Regarding the implications for research and practice in collaborative programming, several points can be made according to the results. First, fade-in scaffolding is better than fade-out scaffolding for novice programmers. Furthermore, novices need scaffolding for a long time (Tawfik et al., 2018). The findings reveal that teachers and practitioners should provide a set of scaffolding for novice programmers during programming. Second, this study found that teachers cannot be replaced by tools and learners still need teacher guidance in programming. Even with the aid of technology, teachers still need to make explanations based on analysis results and make decisions based on data (Yilmaz & Yilmaz, 2020). Third, learners need multiple kinds of scaffolding during collaborative programming, including cognitive, metacognitive, and emotional scaffolding. The results of this study indicate that cognitive scaffolding in the forms of concepts maps, coding examples, and concept explanations are very helpful for improving programming skills. In addition, metacognitive scaffolding can elicit more metacognitive behaviors and help novice programmers to plan, monitor, and evaluate during programming. Emotional scaffolding can promote positive emotions and motivate novice programmers to improve their programming skills.

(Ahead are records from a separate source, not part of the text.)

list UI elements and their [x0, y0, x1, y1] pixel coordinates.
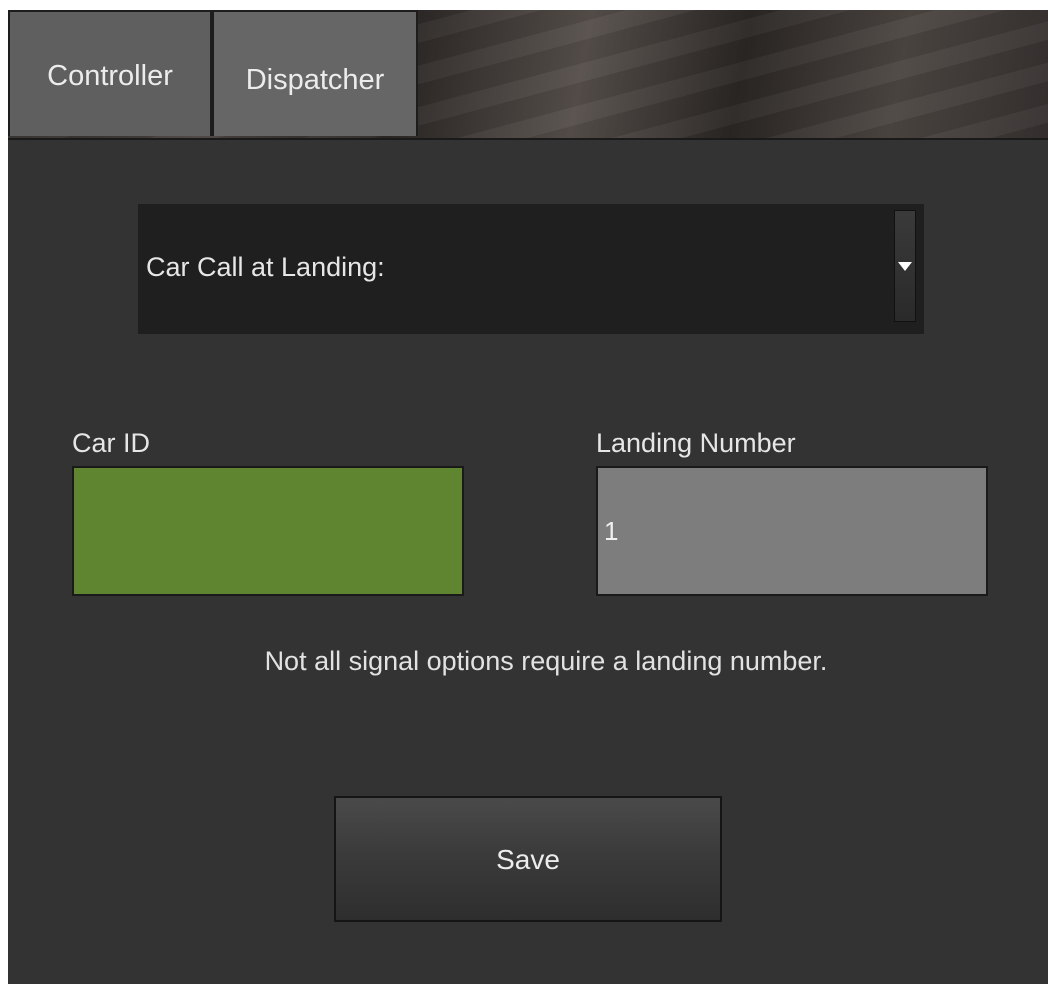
save-button-label: Save: [496, 844, 560, 875]
save-button[interactable]: Save: [334, 796, 722, 922]
signal-type-dropdown[interactable]: Car Call at Landing:: [138, 204, 924, 334]
signal-type-selected: Car Call at Landing:: [146, 252, 385, 282]
dispatcher-panel: Controller Dispatcher Car Call at Landin…: [8, 10, 1048, 984]
chevron-down-icon: [898, 262, 912, 271]
tab-dispatcher-label: Dispatcher: [245, 64, 385, 96]
tab-bar: Controller Dispatcher: [8, 10, 1048, 140]
landing-number-hint: Not all signal options require a landing…: [264, 646, 828, 676]
landing-number-label: Landing Number: [596, 428, 796, 458]
landing-number-input[interactable]: [598, 468, 986, 594]
car-id-input[interactable]: [74, 468, 462, 594]
car-id-label: Car ID: [72, 428, 151, 458]
car-id-field-box: [72, 466, 464, 596]
dropdown-scroll-handle[interactable]: [894, 210, 916, 322]
tab-controller-label: Controller: [47, 60, 173, 92]
landing-number-field-box: [596, 466, 988, 596]
tab-controller[interactable]: Controller: [8, 10, 212, 136]
tab-dispatcher[interactable]: Dispatcher: [212, 10, 418, 136]
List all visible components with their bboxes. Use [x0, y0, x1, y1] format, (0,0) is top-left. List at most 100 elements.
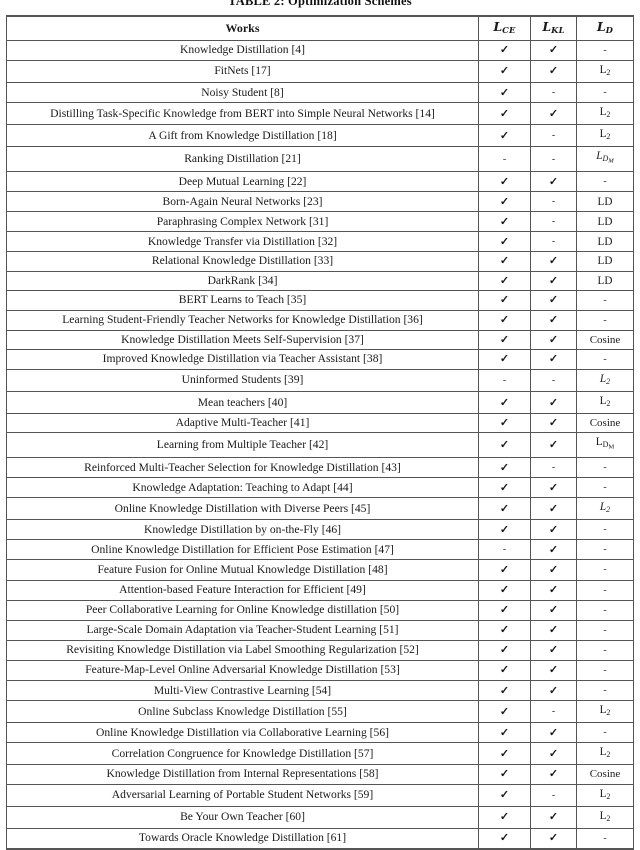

However, this study was constrained by several limitations. First, this study only focused on one online collaborative programming task and the duration of the online collaborative programming was short due to the impact of COVID-19 pandemic. Caution should be exercised when generalizing the findings to other contexts. Second, this study only examined the roles of fade-in and fade-out scaffolding in programming performance, metacognitive behaviors, emotions, and collective efficacy for novice programmers.

Conclusions

This exploratory study sought to examine the roles of fade-in and fade-out scaffolding for novice programmers and obtain a better understanding of the complexity of scaffolding. This study serves to demonstrate the importance of fade-in scaffolding for novice programmers. The present study revealed that the fade-in scaffolding played a very important role in helping novice programmers improve knowledge building and programming skills, foster positive emotions, and increase metacognitive behaviors and collective efficacy. This study also provides a valuable reference for research and practice in collaborative programming.

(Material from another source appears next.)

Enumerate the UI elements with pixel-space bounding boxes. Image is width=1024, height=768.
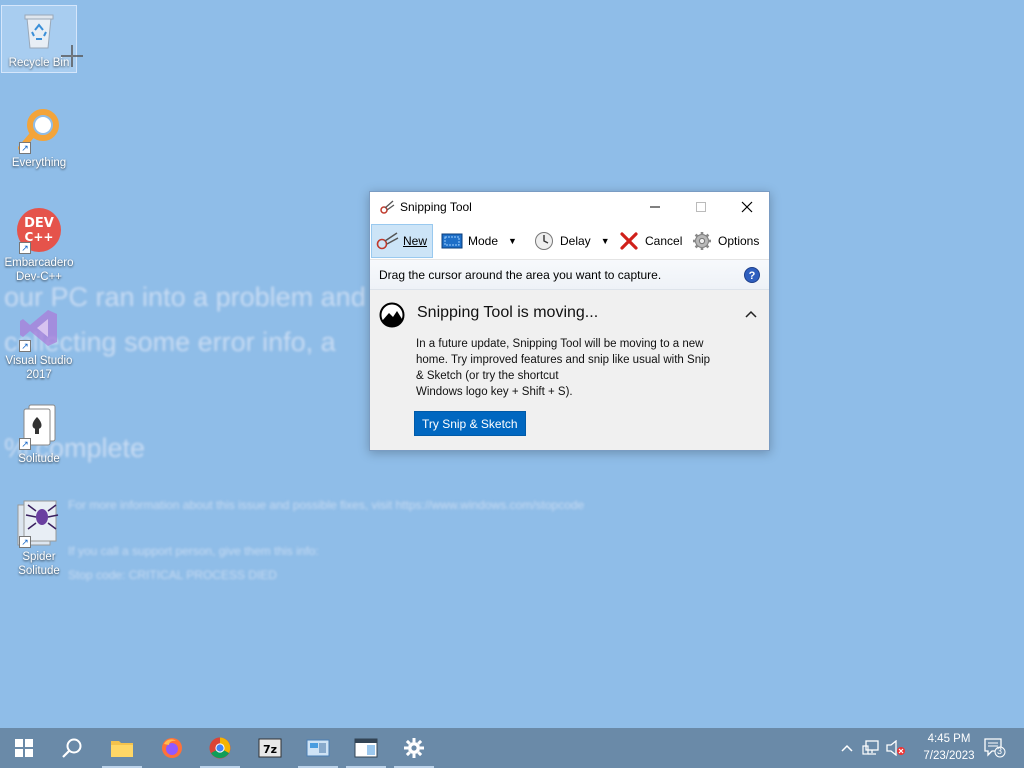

Future studies should examine the roles of fade-in and fade-out scaffolding when learners complete different programming tasks over a longer period of time. Moreover, there is a need for further studies to investigate the roles of fade-in and fade-out scaffolding in higher-order skills, transfer skills, and cognitive load through mixed methods to obtain a deep understanding of the nature of fade-in and fade-out scaffolding. In addition, the current scaffolding approach should be extended in instructing student programming processes to contribute to the growing research community.